The programme grant is built on 6 Research Challenges (RCs) corresponding to the objectives. These RCs will be overcome in an integrated and holistic fashion with information and sample flows between them:
The key interdependences of the individual RCs across the two main objectives.
The key research challenge is the development of a printer capable of manufacturing a MII to the required specification in terms of materials, build size and parts resolution to allow the required metamaterial functionality in a lesion specific manner. Initial work by the applicants on formulating this response to the need indicates that the build volume-to-resolution specifications are outside the limits of current technologies.
Key outputs: (1) Novel manufacturing technology, (2) ability to manufacture the MII to the required specification to realise a metamaterial MII. These outputs are key for the device development in RC4 and construct testing in RC6.
The principal challenges are centred on the development of advanced rigid-bodymodelling techniques to deliver unique spinal data in patients and discernment of the effects of pathology and pain on the biomechanics.
Key outputs: Load-motion spectra for ADL at the VB level including adverse scenarios which accelerate failure. Key for RC1/4 initial specification of the printer and design of the MII, RC3/RC5 the mechanical environment for tumour growth and fracture and RC6 for the testing regimes.
The key challenge is the development of a novel, integrated solid/fluid model of MBD growth. The model will incorporate complex interactions between tumour components which allow the prediction of MBD growth and bone loss in VBs with underpinning imaging.
Key outputs: Step change in our understanding of the biomechanical mechanism of MBD growth in VB. Key for RC5 where fracture prediction and tumour growth are integrated to allow prediction of VB failure in the future.
One of the key challenges will be how the small scale lattice geometry (~ microns) is represented at the large scale (~ cm) efficiently. The Imperial research team has experience of developing concurrent multiscale optimisation, but capturing the non-linearities is a key issue in this application in ways that are computationally efficient.

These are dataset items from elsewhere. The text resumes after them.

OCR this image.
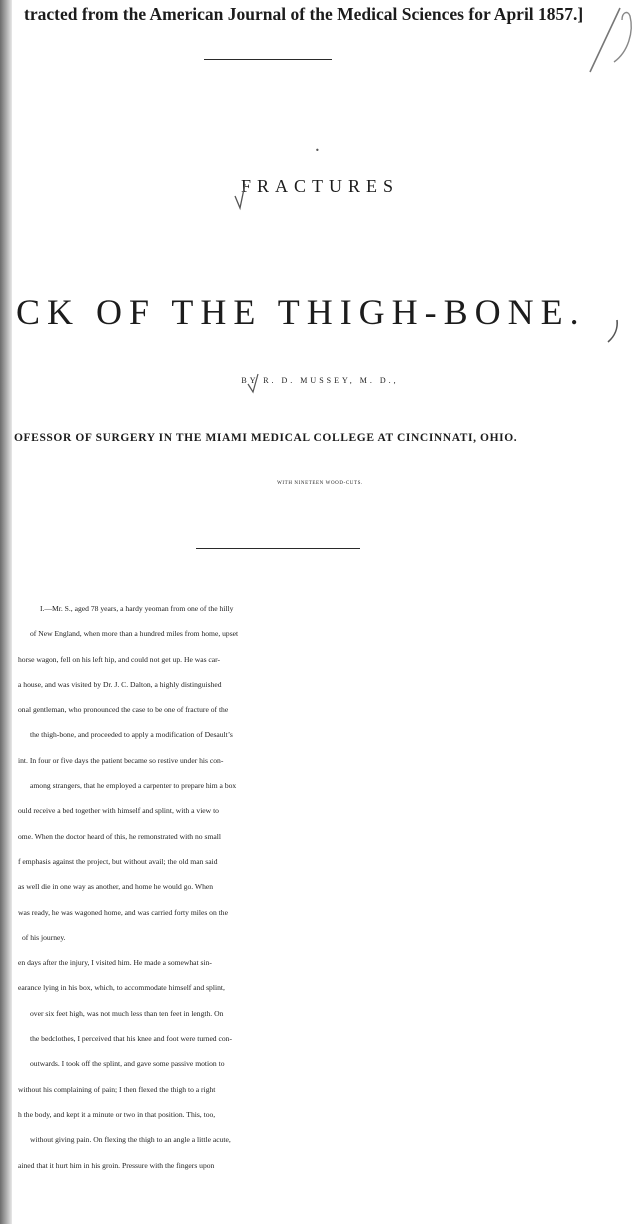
tracted from the American Journal of the Medical Sciences for April 1857.]
•
FRACTURES
CK OF THE THIGH-BONE.
BY R. D. MUSSEY, M. D.,
OFESSOR OF SURGERY IN THE MIAMI MEDICAL COLLEGE AT CINCINNATI, OHIO.
WITH NINETEEN WOOD-CUTS.
I.—Mr. S., aged 78 years, a hardy yeoman from one of the hilly
of New England, when more than a hundred miles from home, upset
horse wagon, fell on his left hip, and could not get up. He was car-
a house, and was visited by Dr. J. C. Dalton, a highly distinguished
onal gentleman, who pronounced the case to be one of fracture of the
the thigh-bone, and proceeded to apply a modification of Desault’s
int. In four or five days the patient became so restive under his con-
among strangers, that he employed a carpenter to prepare him a box
ould receive a bed together with himself and splint, with a view to
ome. When the doctor heard of this, he remonstrated with no small
f emphasis against the project, but without avail; the old man said
as well die in one way as another, and home he would go. When
was ready, he was wagoned home, and was carried forty miles on the
of his journey.
en days after the injury, I visited him. He made a somewhat sin-
earance lying in his box, which, to accommodate himself and splint,
over six feet high, was not much less than ten feet in length. On
the bedclothes, I perceived that his knee and foot were turned con-
outwards. I took off the splint, and gave some passive motion to
without his complaining of pain; I then flexed the thigh to a right
h the body, and kept it a minute or two in that position. This, too,
without giving pain. On flexing the thigh to an angle a little acute,
ained that it hurt him in his groin. Pressure with the fingers upon
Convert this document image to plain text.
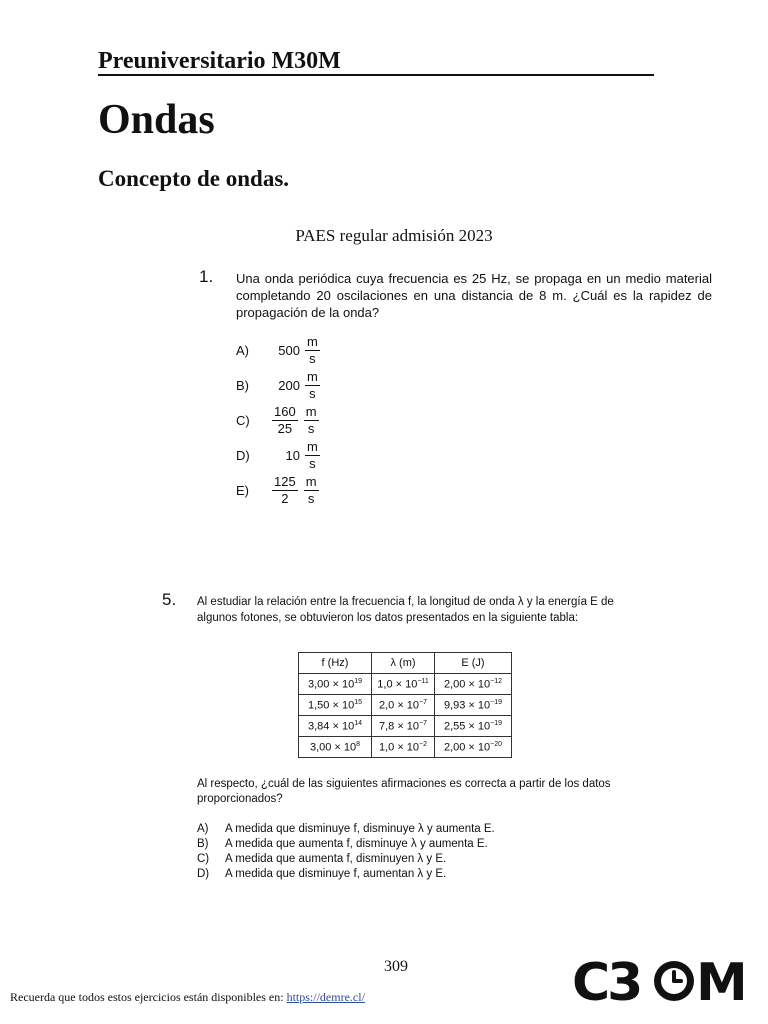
Preuniversitario M30M
Ondas
Concepto de ondas.
PAES regular admisión 2023
1. Una onda periódica cuya frecuencia es 25 Hz, se propaga en un medio material completando 20 oscilaciones en una distancia de 8 m. ¿Cuál es la rapidez de propagación de la onda?
A)	$500 \frac{m}{s}$
B)	$200 \frac{m}{s}$
C)	$\frac{160}{25} \frac{m}{s}$
D)	$10 \frac{m}{s}$
E)	$\frac{125}{2} \frac{m}{s}$
5. Al estudiar la relación entre la frecuencia f, la longitud de onda λ y la energía E de algunos fotones, se obtuvieron los datos presentados en la siguiente tabla:
f (Hz)	λ (m)	E (J)
$3,00 \times 10^{19}$	$1,0 \times 10^{-11}$	$2,00 \times 10^{-12}$
$1,50 \times 10^{15}$	$2,0 \times 10^{-7}$	$9,93 \times 10^{-19}$
$3,84 \times 10^{14}$	$7,8 \times 10^{-7}$	$2,55 \times 10^{-19}$
$3,00 \times 10^8$	$1,0 \times 10^{-2}$	$2,00 \times 10^{-20}$
Al respecto, ¿cuál de las siguientes afirmaciones es correcta a partir de los datos proporcionados?
A)	A medida que disminuye f, disminuye λ y aumenta E.
B)	A medida que aumenta f, disminuye λ y aumenta E.
C)	A medida que aumenta f, disminuyen λ y E.
D)	A medida que disminuye f, aumentan λ y E.
309
Recuerda que todos estos ejercicios están disponibles en: https://demre.cl/	C3 M
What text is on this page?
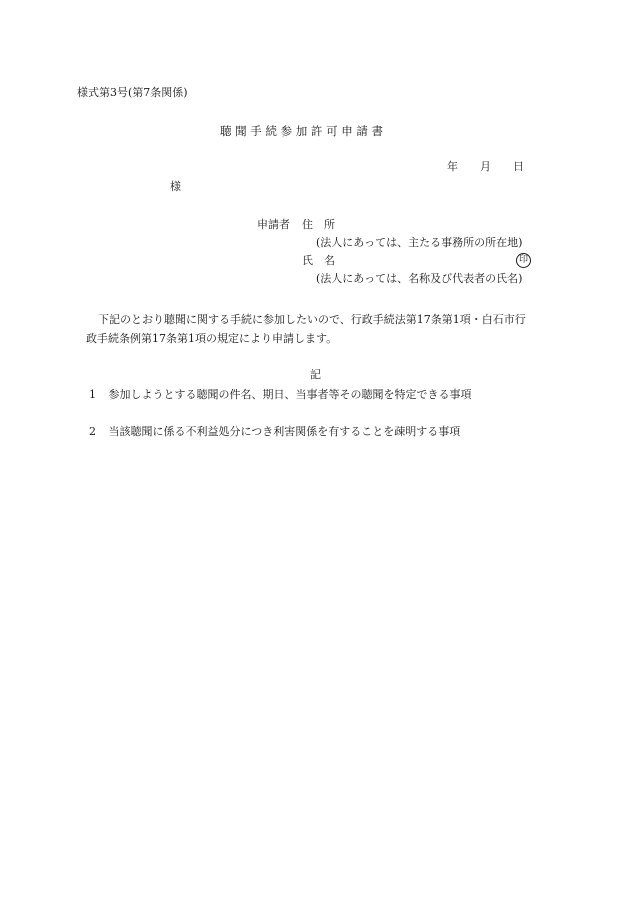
様式第3号(第7条関係)
聴 聞 手 続 参 加 許 可 申 請 書
年 月 日
様
申請者 住　所
(法人にあっては、主たる事務所の所在地)
氏　名	印
(法人にあっては、名称及び代表者の氏名)

下記のとおり聴聞に関する手続に参加したいので、行政手続法第17条第1項・白石市行

政手続条例第17条第1項の規定により申請します。

記
1 参加しようとする聴聞の件名、期日、当事者等その聴聞を特定できる事項
2 当該聴聞に係る不利益処分につき利害関係を有することを疎明する事項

Key outputs: Optimisedmetamaterial MII for lesion specific implantation. Digital design solutions for the implant sent to RC5 for in silico testing and MII to RC6 for in vitro testing.
Here the research challenge is the development of an advanced image-based in silico model to couple mechanical stress in the growing metastasis, surrounding tissue and vertebrae, and forecast fracture within the VB.
Key outputs: Comprehensive framework for the forecasting of fracture risk in VB and subsequent mitigation utilising the MII. Information on bone strain environment needed for the design of the MII in RC4 and identification of refined adverse scenarios for testing in RC6.
The key challenge here is the generation of realistic testing protocols and deployment of the implant using in vitro and ex vivo processes which go beyond the short lifetimes for ex vivo tissue testing (<24 hours) and the simplified loads used (universally quasi-static compression).
Key outputs: A testing regime that integrates the computational framework from RC5 and the experimental framework from RC6.